Self-Attention Visual Diagram

How Self-Attention Works — Visually Explained

Self-attention is the Transformer’s secret: each token decides which other tokens matter, and by how much. In this gentle guide, we build your intuition first, then show the math, shapes, and a tiny numerical walk-through. We’ll cover scaled dot-product attention, masking, multi-head attention, positional encoding, encoder vs decoder vs cross-attention, complexity, and practical PyTorch/NumPy code you can run.
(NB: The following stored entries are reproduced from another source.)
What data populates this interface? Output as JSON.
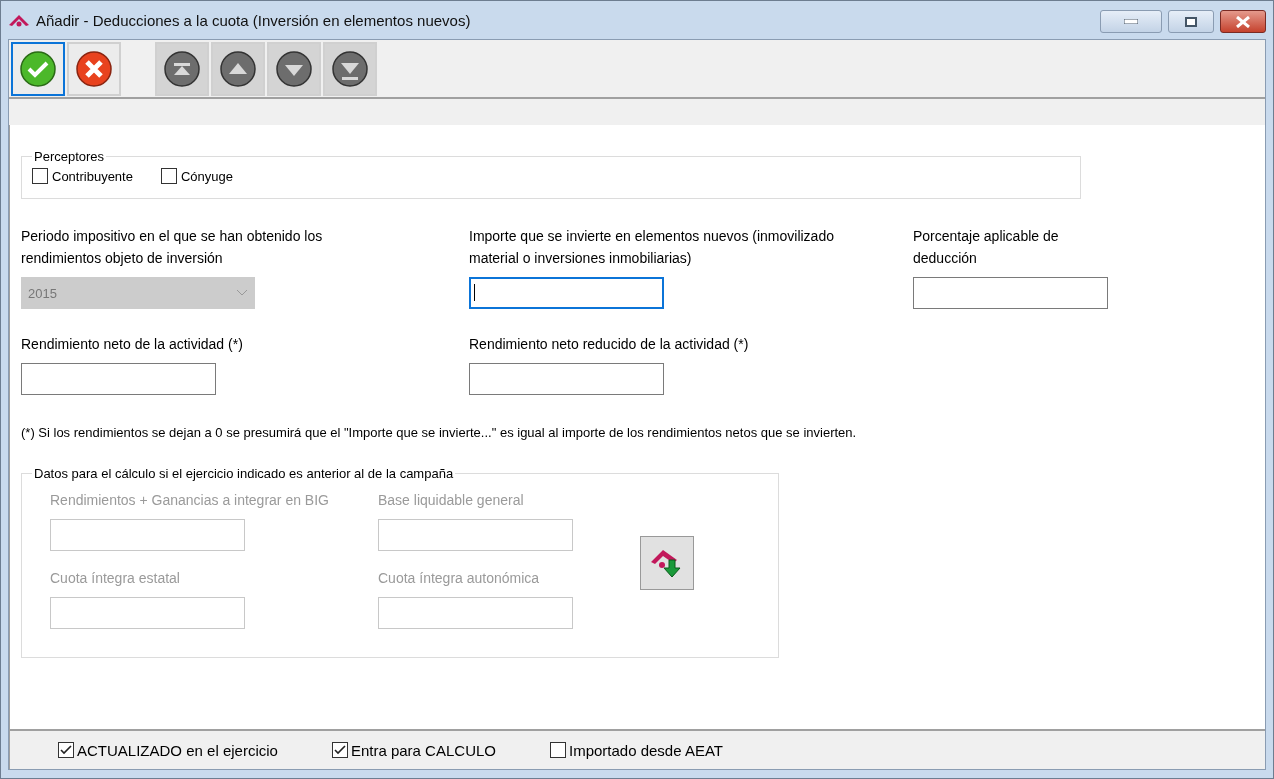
{
  "window": {
    "title": "Añadir  - Deducciones a la cuota (Inversión en elementos nuevos)"
  },
  "toolbar": {
    "buttons": [
      {
        "kind": "accept",
        "focused": true
      },
      {
        "kind": "cancel",
        "focused": false
      },
      {
        "kind": "first",
        "focused": false
      },
      {
        "kind": "previous",
        "focused": false
      },
      {
        "kind": "next",
        "focused": false
      },
      {
        "kind": "last",
        "focused": false
      }
    ]
  },
  "perceptores": {
    "legend": "Perceptores",
    "options": [
      {
        "label": "Contribuyente",
        "checked": false
      },
      {
        "label": "Cónyuge",
        "checked": false
      }
    ]
  },
  "fields": [
    {
      "kind": "select",
      "label": "Periodo impositivo en el que se han obtenido los rendimientos objeto de inversión",
      "value": "2015",
      "disabled": true
    },
    {
      "kind": "text",
      "label": "Importe que se invierte en elementos nuevos (inmovilizado material o inversiones inmobiliarias)",
      "disabled": false,
      "focused": true
    },
    {
      "kind": "text",
      "label": "Porcentaje aplicable de deducción",
      "disabled": false,
      "focused": false
    },
    {
      "kind": "text",
      "label": "Rendimiento neto de la actividad (*)",
      "disabled": false,
      "focused": false
    },
    {
      "kind": "text",
      "label": "Rendimiento neto reducido de la actividad (*)",
      "disabled": false,
      "focused": false
    }
  ],
  "note": "(*) Si los rendimientos se dejan a 0 se presumirá que el \"Importe que se invierte...\" es igual al importe de los rendimientos netos que se invierten.",
  "calculo": {
    "legend": "Datos para el cálculo si el ejercicio indicado es anterior al de la campaña",
    "disabled": true,
    "fields": [
      {
        "label": "Rendimientos + Ganancias a integrar en BIG"
      },
      {
        "label": "Base liquidable general"
      },
      {
        "label": "Cuota íntegra estatal"
      },
      {
        "label": "Cuota íntegra autonómica"
      }
    ]
  },
  "footer": [
    {
      "label": "ACTUALIZADO en el ejercicio",
      "checked": true
    },
    {
      "label": "Entra para CALCULO",
      "checked": true
    },
    {
      "label": "Importado desde AEAT",
      "checked": false
    }
  ]
}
ELI5: Imagine a group discussion where every word can “look at” the other words and decide who to listen to. The louder a word speaks (higher attention), the more it influences the final meaning of the sentence.

1) Intuition: why attention?


In language, each word’s meaning depends on context. In “The bank will not loan money,” the word “bank” relates to finance; in “The boat reached the bank,” it relates to a river. Self-attention lets each token ask the others, “Are you relevant to me?” and then blend information accordingly.

Contextual relevance arrows between words

Unlike RNNs (sequential) or CNNs (local), attention compares every token with every other token in parallel, which is powerful—but also quadratic in sequence length.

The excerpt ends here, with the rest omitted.